La Rioja

Lienzos urbanos con nuevo marco

Jorge Ochagavía trabaja en el patio del Museo en su pez/estandarte. :: sonia tercero
Jorge Ochagavía trabaja en el patio del Museo en su pez/estandarte. :: sonia tercero
  • Mural Open'16 expone, visita y habla sobre muralismo hasta el domingo

El mural es una expresión perfecta para sacar el arte a la calle, hacerlo llegar a mucha gente y presentarlo 'a lo grande'. En Mural Open'16, además, se han empeñado en que sean los propios artistas quienes expliquen al público el cómo y el por qué de su obra. Más aún, Mural Open invita a los ciudadanos a opinar sobre la ciudad que quieren; a aportar ideas para un mural.

Con estos parámetros arrancó ayer en Logroño una nueva edición, la quinta, de este encuentro con el mundo del muralismo auspiciado por Globartia o, lo que es lo mismo, los artistas locales Carlos López Garrido y Carlos Corres. Tras su paso por Ezcaray y por el edificio de La Bene, Mural Open estrena ahora escenarios en el centro de la capital -el Museo y la Biblioteca de La Rioja-, donde Arturo Sarramián (artista plástico), Jorge Ochagavía (diseñador gráfico e ilustrador) y Valle Camacho (ilustradora y calígrafa) trasladan al muralismo sus diferentes disciplinas y sellos artísticos.
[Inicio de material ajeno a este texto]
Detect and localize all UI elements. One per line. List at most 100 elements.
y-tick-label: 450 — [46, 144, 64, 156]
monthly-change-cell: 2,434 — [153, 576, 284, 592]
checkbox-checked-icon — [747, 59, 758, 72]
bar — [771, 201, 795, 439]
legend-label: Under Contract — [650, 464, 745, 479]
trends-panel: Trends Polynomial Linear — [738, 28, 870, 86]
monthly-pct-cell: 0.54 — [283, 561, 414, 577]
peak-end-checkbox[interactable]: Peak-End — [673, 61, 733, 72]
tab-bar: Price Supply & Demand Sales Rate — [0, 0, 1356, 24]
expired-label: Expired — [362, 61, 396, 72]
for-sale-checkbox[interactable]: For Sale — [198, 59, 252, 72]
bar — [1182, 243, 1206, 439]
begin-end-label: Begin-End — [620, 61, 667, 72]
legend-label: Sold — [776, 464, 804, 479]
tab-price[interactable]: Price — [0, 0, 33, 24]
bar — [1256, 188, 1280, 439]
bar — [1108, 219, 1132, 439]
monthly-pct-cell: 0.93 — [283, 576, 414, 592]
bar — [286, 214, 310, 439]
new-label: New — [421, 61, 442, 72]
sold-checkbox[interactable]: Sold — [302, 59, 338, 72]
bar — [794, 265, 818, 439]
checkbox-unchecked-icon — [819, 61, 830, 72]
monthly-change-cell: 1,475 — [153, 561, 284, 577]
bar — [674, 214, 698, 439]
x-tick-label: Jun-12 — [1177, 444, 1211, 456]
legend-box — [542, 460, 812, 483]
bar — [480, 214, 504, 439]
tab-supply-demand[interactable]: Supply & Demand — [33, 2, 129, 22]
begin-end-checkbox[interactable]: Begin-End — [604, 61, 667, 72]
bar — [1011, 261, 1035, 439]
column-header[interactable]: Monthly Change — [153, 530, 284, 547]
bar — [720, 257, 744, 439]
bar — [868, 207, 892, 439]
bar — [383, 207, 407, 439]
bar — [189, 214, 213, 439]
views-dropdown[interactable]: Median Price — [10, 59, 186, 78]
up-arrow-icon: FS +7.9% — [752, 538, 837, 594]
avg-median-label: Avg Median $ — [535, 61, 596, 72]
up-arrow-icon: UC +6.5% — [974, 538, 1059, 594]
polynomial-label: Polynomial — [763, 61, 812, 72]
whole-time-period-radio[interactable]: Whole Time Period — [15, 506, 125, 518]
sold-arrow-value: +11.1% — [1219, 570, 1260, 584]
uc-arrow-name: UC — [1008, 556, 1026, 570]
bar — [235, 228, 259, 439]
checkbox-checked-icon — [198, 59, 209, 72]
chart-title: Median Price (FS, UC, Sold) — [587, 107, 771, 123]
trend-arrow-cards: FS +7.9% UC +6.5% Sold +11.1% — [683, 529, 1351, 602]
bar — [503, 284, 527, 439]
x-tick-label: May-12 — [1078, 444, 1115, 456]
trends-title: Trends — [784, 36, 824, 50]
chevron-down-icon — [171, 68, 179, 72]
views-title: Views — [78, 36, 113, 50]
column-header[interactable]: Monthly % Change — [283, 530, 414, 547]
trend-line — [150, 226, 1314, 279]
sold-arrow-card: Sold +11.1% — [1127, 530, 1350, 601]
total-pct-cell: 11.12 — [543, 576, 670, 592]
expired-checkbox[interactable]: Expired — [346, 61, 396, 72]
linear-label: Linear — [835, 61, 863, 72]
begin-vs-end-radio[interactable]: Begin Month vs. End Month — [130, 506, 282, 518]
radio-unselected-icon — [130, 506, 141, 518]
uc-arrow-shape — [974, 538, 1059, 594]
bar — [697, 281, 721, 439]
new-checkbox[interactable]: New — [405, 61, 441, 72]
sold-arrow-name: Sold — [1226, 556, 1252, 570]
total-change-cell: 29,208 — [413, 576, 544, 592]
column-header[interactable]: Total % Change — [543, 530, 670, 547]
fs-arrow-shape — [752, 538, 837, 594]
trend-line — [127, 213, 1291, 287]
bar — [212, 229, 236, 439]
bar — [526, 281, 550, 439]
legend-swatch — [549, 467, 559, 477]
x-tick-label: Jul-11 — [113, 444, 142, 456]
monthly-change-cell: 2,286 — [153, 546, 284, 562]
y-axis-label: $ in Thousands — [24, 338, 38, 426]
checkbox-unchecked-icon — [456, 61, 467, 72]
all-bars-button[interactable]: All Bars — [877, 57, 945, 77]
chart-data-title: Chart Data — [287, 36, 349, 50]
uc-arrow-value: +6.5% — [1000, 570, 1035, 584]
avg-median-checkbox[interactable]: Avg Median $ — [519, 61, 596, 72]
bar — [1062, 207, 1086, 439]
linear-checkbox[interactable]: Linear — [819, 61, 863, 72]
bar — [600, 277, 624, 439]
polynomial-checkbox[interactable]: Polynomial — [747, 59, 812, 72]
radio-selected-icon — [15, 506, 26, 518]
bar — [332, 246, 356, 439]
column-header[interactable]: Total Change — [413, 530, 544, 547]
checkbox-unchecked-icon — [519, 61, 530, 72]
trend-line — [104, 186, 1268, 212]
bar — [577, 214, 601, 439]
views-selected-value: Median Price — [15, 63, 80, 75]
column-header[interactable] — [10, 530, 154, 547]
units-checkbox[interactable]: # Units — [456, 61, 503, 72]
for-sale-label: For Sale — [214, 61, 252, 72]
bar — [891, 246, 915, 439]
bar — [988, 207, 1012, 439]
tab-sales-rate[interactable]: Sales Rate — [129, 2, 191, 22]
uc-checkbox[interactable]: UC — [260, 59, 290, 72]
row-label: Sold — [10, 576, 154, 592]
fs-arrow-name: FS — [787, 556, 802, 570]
Camacho lo hace a través de la escritura, utilizando como soporte el suelo del patio de la Biblioteca de La Rioja. Allí se pueden leer, en círculos concéntricos, distintos fragmentos del Quijote. «La justificación del trabajo era 'tempus fugit'», explica la autora, quien plasma ese rápido transcurrir del tiempo a través de una evolución cronológica de la caligrafía. En el círculo interior de su propuesta emplea la caligrafía romana, para luego abrir sucesivos anillos con la uncial, las góticas, la cancilleresca e itálica, hasta rematar la composición con trazos sueltos de caligrafía abstracta.
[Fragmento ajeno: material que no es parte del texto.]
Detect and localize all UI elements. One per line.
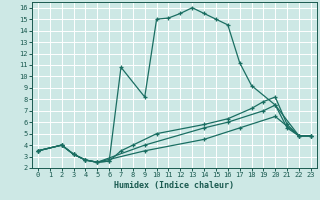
X-axis label: Humidex (Indice chaleur): Humidex (Indice chaleur) xyxy=(115,181,234,190)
A unos metros de allí, en la fachada del Museo de La Rioja, asoman las obras de Arturo Sarramián y Jorge Ochagavía, inspiradas en piezas del propio museo. Ochagavía ha optado por un pez, como el que figura en una de las Tablas de San Millán. «Siempre he dibujado animales pero no me preguntes por qué, me caen muy bien», dice. El suyo es un pez que, a modo de estandarte, se descuelga contundente, brillante y simétrico de la fachada del Museo.

Junto al animal de Ochagavía figura el objeto de Sarramián, inspirado en una arquimesa del siglo XVII con incrustaciones de marfil. Su moderna lectura de este mueble, a partir de paneles superpuestos en blanco y negro y con troquelados, incorpora también iluminación.

Además de disfrutar de estas obras hasta el próximo domingo, cualquiera podrá acercarse al mundo del muralismo a través de las conversaciones con sus autores, talleres, exposiciones y visitas guiadas que en esta edición propone Mural Open.